Other accounts may have investment objectives, strategies and risks that differ from those of the Fund. For these or other reasons, the Portfolio Manager may purchase different investments for the Fund and the other accounts, and the performance of investments purchased for the Fund may vary from the performance of the investments purchased for other accounts. The Portfolio Manager may place transactions on behalf of other accounts that are directly or indirectly contrary to investment decisions made for the Fund, which could have the potential to adversely impact the Fund, depending on market conditions.

The Adviser’s goal is to provide high quality investment services to all of its clients, while meeting its fiduciary obligation to treat all clients fairly. The Adviser has adopted and implemented policies and procedures, including brokerage and trade allocation policies and procedures, that it believes address the conflicts associated with managing multiple accounts for multiple clients. In addition, the Adviser monitors a variety of areas, including compliance with Fund guidelines. Furthermore, senior investment and business personnel at the Adviser periodically review the performance of the Portfolio Manager.

The Portfolio Manager’s compensation is comprised primarily of a fixed salary and a discretionary bonus paid by the Adviser or its affiliates and not by the Fund. A portion of the discretionary bonus may be paid in shares of funds managed by the Adviser or in shares of stock or stock options of UBS AG, the parent company of the Adviser, subject to certain vesting periods. The amount of the Portfolio Manager’s discretionary bonus, and the portion to be paid in shares of funds managed by the Adviser or in shares of stock or stock options of UBS AG, is determined by senior officers of the Adviser. In general, the amount of the bonus will be based on a combination of factors, none of which is necessarily weighted more than any other factor. These factors may include: the overall performance of the Adviser; the overall performance of UBS AG; the profitability to the Adviser derived from the management of the Fund and the other accounts managed by the Adviser; the absolute performance of the Fund and such other accounts for the preceding year; contributions by the Portfolio Manager to assisting in managing the Adviser; participation by the Portfolio Manager in training of personnel; and support by the Portfolio Manager generally to colleagues. The bonus is not based on a precise formula, benchmark or other metric.

The following table lists the number and types of other accounts advised by the Fund’s Portfolio Manager and approximate assets under management in those accounts as of March 31, 2020 (please update where needed).

 

      Portfolio      

      Manager      

   Registered
Investment Companies
   Pooled
Investment Vehicles
   Other
Accounts
     Number of
Accounts
  Assets
Managed
   Number of
Accounts
  Assets
Managed
   Number of
Accounts
  Assets
Managed

Bruce Amlicke

   3(1)   $797,361,250    83(2)   $20,251,168,043    18(3)   $16,208,780,259


1    Of these accounts, 3 accounts with total assets of approximately $796,332,669 charge performance-based advisory fees.

2

Of these accounts, 41 accounts with total assets of approximately $10,348,365,109 charge performance-based advisory fees.

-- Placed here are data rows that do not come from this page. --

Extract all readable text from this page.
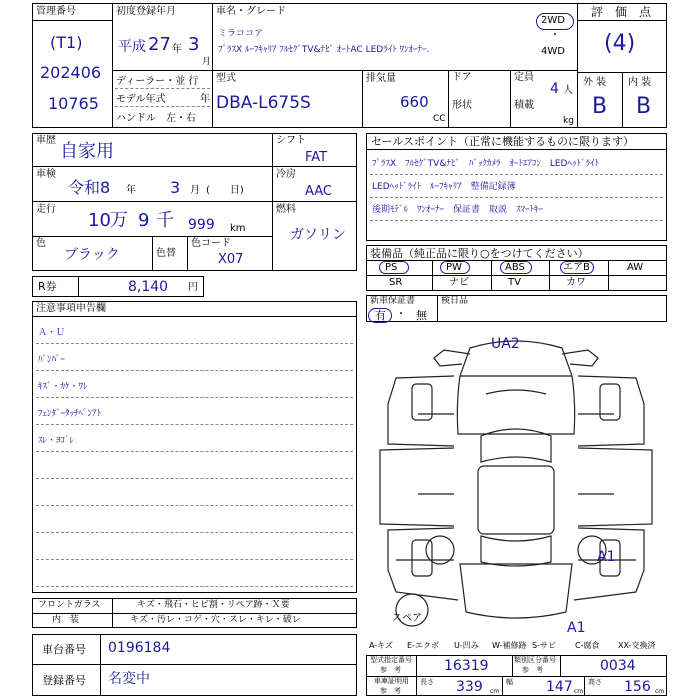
管理番号
(T1)
202406
10765
初度登録年月
平成 27 年 3
月
車名・グレード
ミラココア
ﾌﾟﾗｽX ﾙｰﾌｷｬﾘｱ ﾌﾙｾｸﾞTV&ﾅﾋﾞ ｵｰﾄAC LEDﾗｲﾄ ﾜﾝｵｰﾅｰ.
2WD
・
4WD
評　価　点
(4)
外 装 内 装
B B
ディーラー・並 行
モデル年式	年
ハンドル　左・右
型式
DBA-L675S
排気量
660
CC
ドア
形状
定員
4 人
積載
kg
車歴
自家用
車検
令和8 年 3 月 (　　日)
走行
10 万 9 千 999 km
色
ブラック	色替
色コード
X07
シフト
FAT
冷房
AAC
燃料
ガソリン
R券	8,140 円
セールスポイント（正常に機能するものに限ります）
ﾌﾟﾗｽX　ﾌﾙｾｸﾞTV&ﾅﾋﾞ　ﾊﾞｯｸｶﾒﾗ　ｵｰﾄｴｱｺﾝ　LEDﾍｯﾄﾞﾗｲﾄ
LEDﾍｯﾄﾞﾗｲﾄ　ﾙｰﾌｷｬﾘｱ　整備記録簿
後期ﾓﾃﾞﾙ　ﾜﾝｵｰﾅｰ　保証書　取説　ｽﾏｰﾄｷｰ
装備品（純正品に限り○をつけてください）
PS	PW	ABS	エアB	AW
SR	ナビ	TV	カワ
新車保証書
有 ・ 無
検日品
注意事項申告欄
Ａ・Ｕ
ﾊﾞﾝﾊﾟｰ
ｷｽﾞ・ｶｹ・ﾜﾚ
ﾌｪﾝﾀﾞｰﾀｯﾁﾍﾟﾝｱﾄ
ｽﾚ・ﾖｺﾞﾚ
UA2
A1
A1
スペア
フロントガラス	キズ・飛石・ヒビ割・リペア跡・Ｘ要
内　装	キズ・汚レ・コゲ・穴・スレ・キレ・破レ
車台番号 0196184
登録番号 名変中
A-キズ E-エクボ U-凹み W-補修跡 S-サビ C-腐食 XX-交換済
型式指定番号
参　考	16319	類別区分番号
参　考	0034
車庫証明用
参　考
長さ 339 cm
幅 147 cm
高さ 156 cm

3            Of these accounts, 2 accounts with total assets of approximately $7,756,793,604 charge performance-based advisory fees.

The Fund’s Portfolio Manager does not beneficially own any units of limited liability company interest of the Fund.

 

(b)

Not applicable.

 

Item 9.

 Purchases of Equity Securities by Closed-End Management Investment Company and Affiliated Purchasers.

Not applicable.

Item 10. Submission of Matters to a Vote of Security Holders.

There have been no material changes to the procedures by which the shareholders may recommend nominees to the registrant’s board of directors, where those changes were implemented after the registrant last provided disclosure in response to the requirements of Item 407(c)(2)(iv) of Regulation S-K (17 CFR 229.407) (as required by Item 22(b)(15) of Schedule 14A (17 CFR 240.14a-101)), or this Item.

Item 11. Controls and Procedures.

 

  (a)

The registrant’s principal executive and principal financial officers, or persons performing similar functions, have concluded that the registrant’s disclosure controls and procedures (as defined in Rule 30a-3(c) under the Investment Company Act of 1940, as amended (the “1940 Act”) (17 CFR 270.30a-3(c))) are effective, as of a date within 90 days of the filing date of the report that includes the disclosure required by this paragraph, based on their evaluation of these controls and procedures required by Rule 30a-3(b) under the 1940 Act (17 CFR 270.30a-3(b)) and Rules 13a-15(b) or 15d-15(b) under the Securities Exchange Act of 1934, as amended (17 CFR 240.13a-15(b) or 240.15d-15(b)).

 

  (b)

There were no changes in the registrant’s internal control over financial reporting (as defined in Rule 30a-3(d) under the 1940 Act (17 CFR 270.30a-3(d))) that occurred during the period covered under this report that has materially affected, or is reasonably likely to materially affect, the registrant’s internal control over financial reporting.


Item 12.

Disclosure of Securities Lending Activities for Closed-End Management Investment Companies.

Not applicable.

Item 13. Exhibits.

 

           (a)(1)     Code of ethics, or any amendment thereto, that is the subject of disclosure required by Item 2 is attached hereto.
  (a)(2)   Certifications pursuant to Rule 30a-2(a) under the 1940 Act and Section 302 of the Sarbanes-Oxley Act of 2002 are attached hereto.
  (a)(3)   Not applicable.
  (a)(4)   Not applicable.
  (b)   Certifications pursuant to Rule 30a-2(b) under the 1940 Act and Section 906 of the Sarbanes-Oxley Act of 2002 are attached hereto.

 


SIGNATURES

Pursuant to the requirements of the Securities Exchange Act of 1934 and the Investment Company Act of 1940, the registrant has duly caused this report to be signed on its behalf by the undersigned, thereunto duly authorized.

(Registrant) A&Q Masters Fund

 

By (Signature and Title)*

 

      /s/ William Ferri

  
 

      William Ferri, Principal Executive Officer

  

 

Date

 

                June 4, 2020

  

Pursuant to the requirements of the Securities Exchange Act of 1934 and the Investment Company Act of 1940, this report has been signed below by the following persons on behalf of the registrant and in the capacities and on the dates indicated.

 

By (Signature and Title)*

 

      /s/ William Ferri

  
 

      William Ferri, Principal Executive Officer

  

 

Date

 

                June 4, 2020

  

 

By (Signature and Title)*

 

      /s/ Dylan Germishuys

  
 

      Dylan Germishuys, Principal Accounting Officer

  

 

Date

 

                June 4, 2020

  

 

* Print the name and title of each signing officer under his or her signature.